L'exception du lithium

Seul le lithium, très demandé pour les modèles de batteries spécifiques aux véhicules électriques, affiche une hausse de 320%, l'offre n'étant pas encore à la hauteur des besoins projetés pour réaliser la transition énergétique.

« La tendance à la baisse constatée s'explique en partie par le réalignement sur l'économie réelle des acteurs des marchés financiers, après une période de panique et de forte incertitude, notamment après l'invasion de l'Ukraine par la Russie en février dernier », explique Simon Lacoume, expert à la Coface. Ainsi, la poussée fébrile des cours consécutive à la crainte d'une restriction de l'offre russe est déjà effacée.

Mais c'est surtout la perspective d'un ralentissement de l'activité mondiale qui pèse sur le marché mondial des métaux. Fin juillet, le Fonds monétaire international (FMI) a révisé à la baisse ses estimations de croissance du PIB mondial pour 2022 à 3,2% contre 3,6% en avril dernier (-0,4 point). Pour 2023, l'activité devrait accélérer à 2,9% contre 3,6% auparavant (-0,7 point). « Il se peut que nous soyons à la veille d'une récession mondiale deux ans seulement après la dernière », avait même averti, alors, l'économiste en chef de l'institution Pierre-Olivier Gourinchas.

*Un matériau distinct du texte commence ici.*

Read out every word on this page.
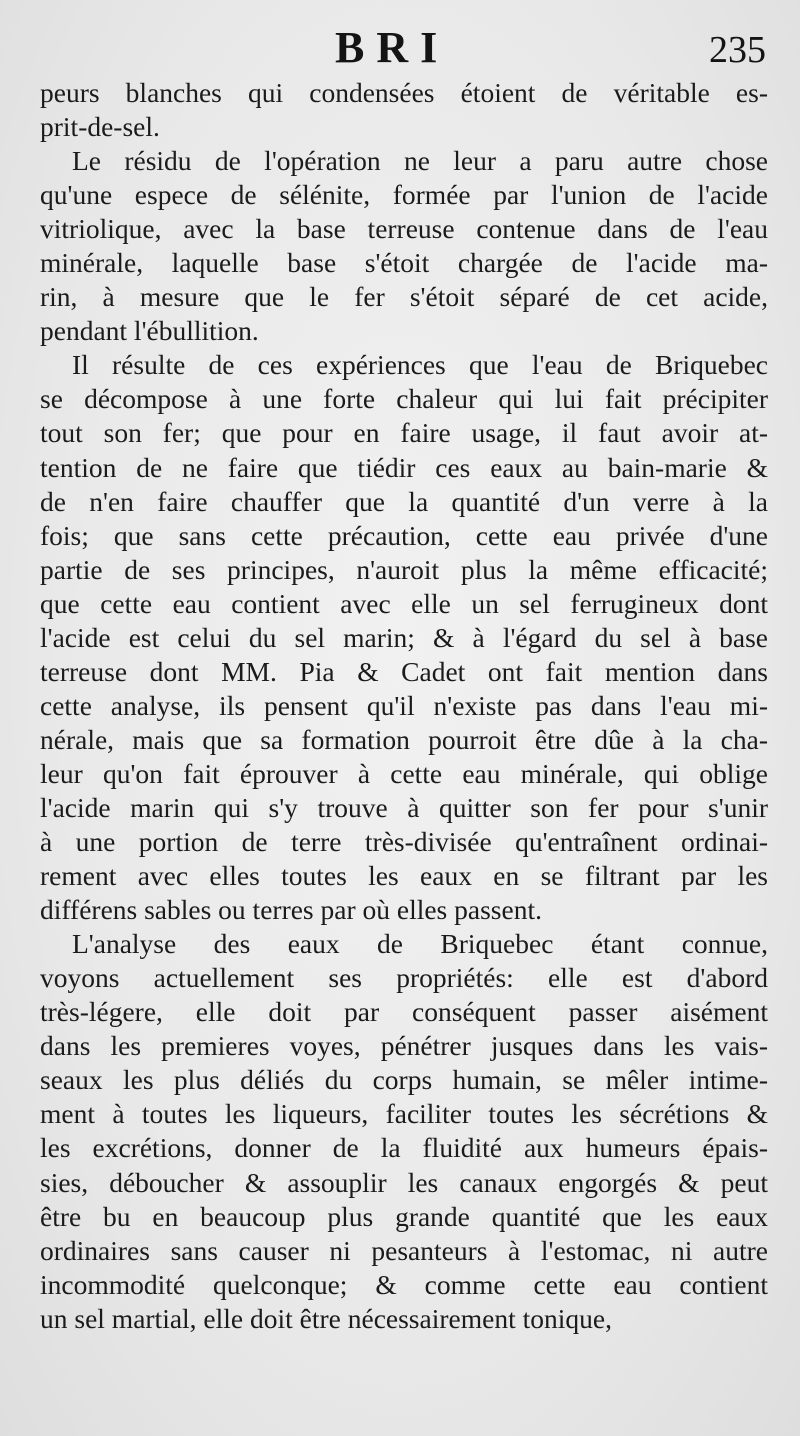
BRI	235
peurs blanches qui condensées étoient de véritable es-
prit-de-sel.
Le résidu de l'opération ne leur a paru autre chose
qu'une espece de sélénite, formée par l'union de l'acide
vitriolique, avec la base terreuse contenue dans de l'eau
minérale, laquelle base s'étoit chargée de l'acide ma-
rin, à mesure que le fer s'étoit séparé de cet acide,
pendant l'ébullition.
Il résulte de ces expériences que l'eau de Briquebec
se décompose à une forte chaleur qui lui fait précipiter
tout son fer; que pour en faire usage, il faut avoir at-
tention de ne faire que tiédir ces eaux au bain-marie &
de n'en faire chauffer que la quantité d'un verre à la
fois; que sans cette précaution, cette eau privée d'une
partie de ses principes, n'auroit plus la même efficacité;
que cette eau contient avec elle un sel ferrugineux dont
l'acide est celui du sel marin; & à l'égard du sel à base
terreuse dont MM. Pia & Cadet ont fait mention dans
cette analyse, ils pensent qu'il n'existe pas dans l'eau mi-
nérale, mais que sa formation pourroit être dûe à la cha-
leur qu'on fait éprouver à cette eau minérale, qui oblige
l'acide marin qui s'y trouve à quitter son fer pour s'unir
à une portion de terre très-divisée qu'entraînent ordinai-
rement avec elles toutes les eaux en se filtrant par les
différens sables ou terres par où elles passent.
L'analyse des eaux de Briquebec étant connue,
voyons actuellement ses propriétés: elle est d'abord
très-légere, elle doit par conséquent passer aisément
dans les premieres voyes, pénétrer jusques dans les vais-
seaux les plus déliés du corps humain, se mêler intime-
ment à toutes les liqueurs, faciliter toutes les sécrétions &
les excrétions, donner de la fluidité aux humeurs épais-
sies, déboucher & assouplir les canaux engorgés & peut
être bu en beaucoup plus grande quantité que les eaux
ordinaires sans causer ni pesanteurs à l'estomac, ni autre
incommodité quelconque; & comme cette eau contient
un sel martial, elle doit être nécessairement tonique,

Une prédiction qui devient de plus en plus tangible, avec la persistance d'une inflation élevée. En zone euro, elle a encore accéléré en août, à 9,1% sur un an, après 8,9% en juillet. Redoutant que les ménages et les entreprises basent leurs comportements sur des anticipations inflationnistes, les banques centrales ont décidé de choisir de juguler impérativement la hausse des prix quitte à affaiblir l'activité économique. « Le changement de politique monétaire et la volonté affichée de la Réserve fédérale américaine de contenir l'inflation en poursuivant sa remontée des taux fait craindre une récession mondiale », souligne Benjamin Louvet, gérant matières premières chez OFI AM.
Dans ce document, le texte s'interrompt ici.